In the bathroom I began hacking away. There is this cut across my abdomen. I don’t know where it came from. It’s covered in tape. Both the tape and the incision itself have an intrinsically detrimental effect on my sensibilities. Tonight there is some sort of protrusion above it. I looked in the mirror and saw something recognizable. My soul slipped away painfully dripping red down my forearms. I was cut there as well but not bandaged. I appraised my reflection, staring myself down like a discarded lover. I smiled licking my fingertips and then spat out the blood in disgust.

I remembered back to the monastery. This was in Italy. Rheinhard had woken me up for adoration at 2:00 AM. He was an old criminal. He was German besides that. Well, he had a German name at least. He was reformed in the sense that he wouldn’t kill you. The first night I’d said,

"Laciame stare, porco miserio." Leave me alone. Sleep was my only solace.

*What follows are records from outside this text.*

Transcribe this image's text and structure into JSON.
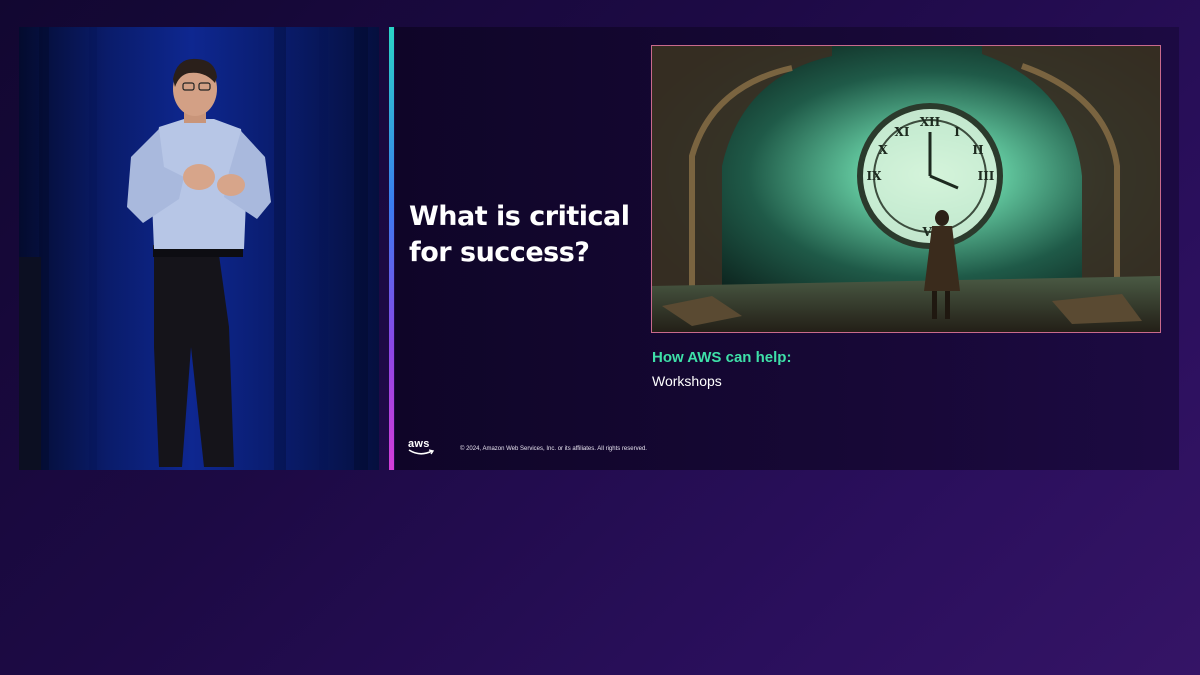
{
  "slide": {
    "title": "What is critical for success?",
    "help_heading": "How AWS can help:",
    "help_items": [
      "Workshops"
    ],
    "logo_text": "aws",
    "copyright": "© 2024, Amazon Web Services, Inc. or its affiliates. All rights reserved.",
    "image_icon": "clock-tower-illustration",
    "colors": {
      "help_heading": "#3ee0a8",
      "divider_top": "#2ad5c6",
      "divider_bottom": "#d43dd8",
      "background": "#1d0a45"
    }
  },
  "speaker": {
    "icon": "presenter-photo"
  }
}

I’d caught hell the next day. All the logs I split I had to carry up myself. From then on when he woke me up I went into the chapel. I found a comfortable position on my knees and fell asleep for an hour. I read some Italian prayer books and found them appropriate to my needs. We talked a little bit in the middle of the night. In the background we could hear the bass from the clubs down in Torino, a city that was said to be part of the ‘triangle of evil’. I didn’t know what the other two cities were. He told me I should pray for my enemies; anyone I hated. A few people came to mind. I found myself able to sympathize. After all, look at myself.

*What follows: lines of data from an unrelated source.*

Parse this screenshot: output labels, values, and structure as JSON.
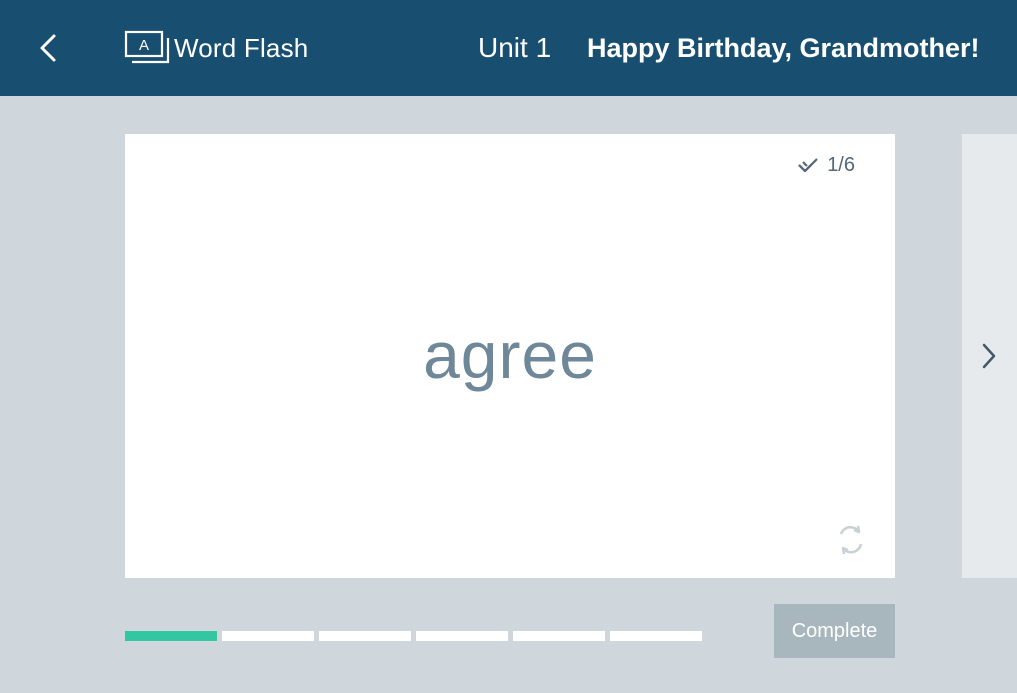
{
  "header": {
    "back_icon": "chevron-left-icon",
    "brand_icon": "flashcard-icon",
    "brand_icon_letter": "A",
    "app_title": "Word Flash",
    "unit": "Unit 1",
    "lesson_title": "Happy Birthday, Grandmother!",
    "background": "#184f70"
  },
  "card": {
    "progress_icon": "double-check-icon",
    "progress": "1/6",
    "word": "agree",
    "flip_icon": "flip-arrows-icon"
  },
  "navigation": {
    "next_icon": "chevron-right-icon"
  },
  "progress_bar": {
    "total": 6,
    "current": 1,
    "active_color": "#34c6a1"
  },
  "actions": {
    "complete_label": "Complete"
  }
}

I left the body where it was and crept to the bathroom already feeling less human. I was still constipated and my eyes began to tear up. Last week I’d watched a documentary on the Red Army during WWII. It was called "Blood in the Snow." Stalin had said that any Red Army soldier caught retreating would be killed as well as his family. I’d already known that, but it came to mind as I examined the porcelain tiles on the floor. I wanted to call Nadia but it didn’t seem right. I had claws now. It was frustrating. I knew she wouldn’t understand. I tried to think of something positive. I decided I would take my clothes home and wash them. Maybe I could take them to Anna’s. I didn’t want to go home. Not yet anyway. I had lost my confidence, but I was concerned about when it might come back.

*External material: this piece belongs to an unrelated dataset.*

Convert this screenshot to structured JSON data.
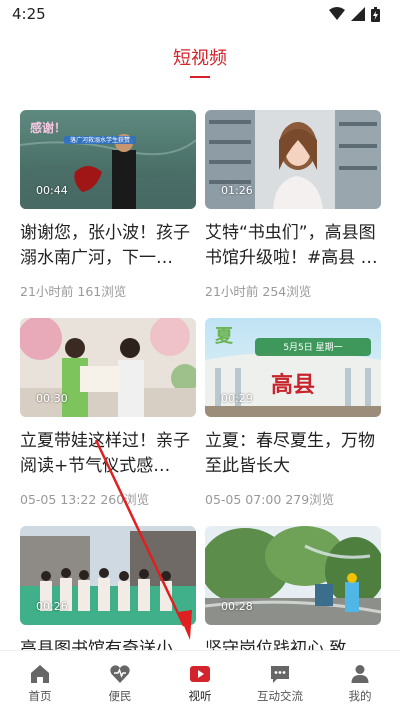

They had discipline there at the monastery. There were lots of rules. There was discipline. That was what I lacked. That was why I was changing. I didn’t want to pray. I wanted to be made to pray. My eyes had turned yellow. It was close now. My heart swelled. I once had cause. I once had strength. I cursed my selfishness. Cracks formed around my nails. My knuckles began to distend. There was a rusty taste in my mouth. I spit it out, smiling. Nadia finally drove up, smiling as well.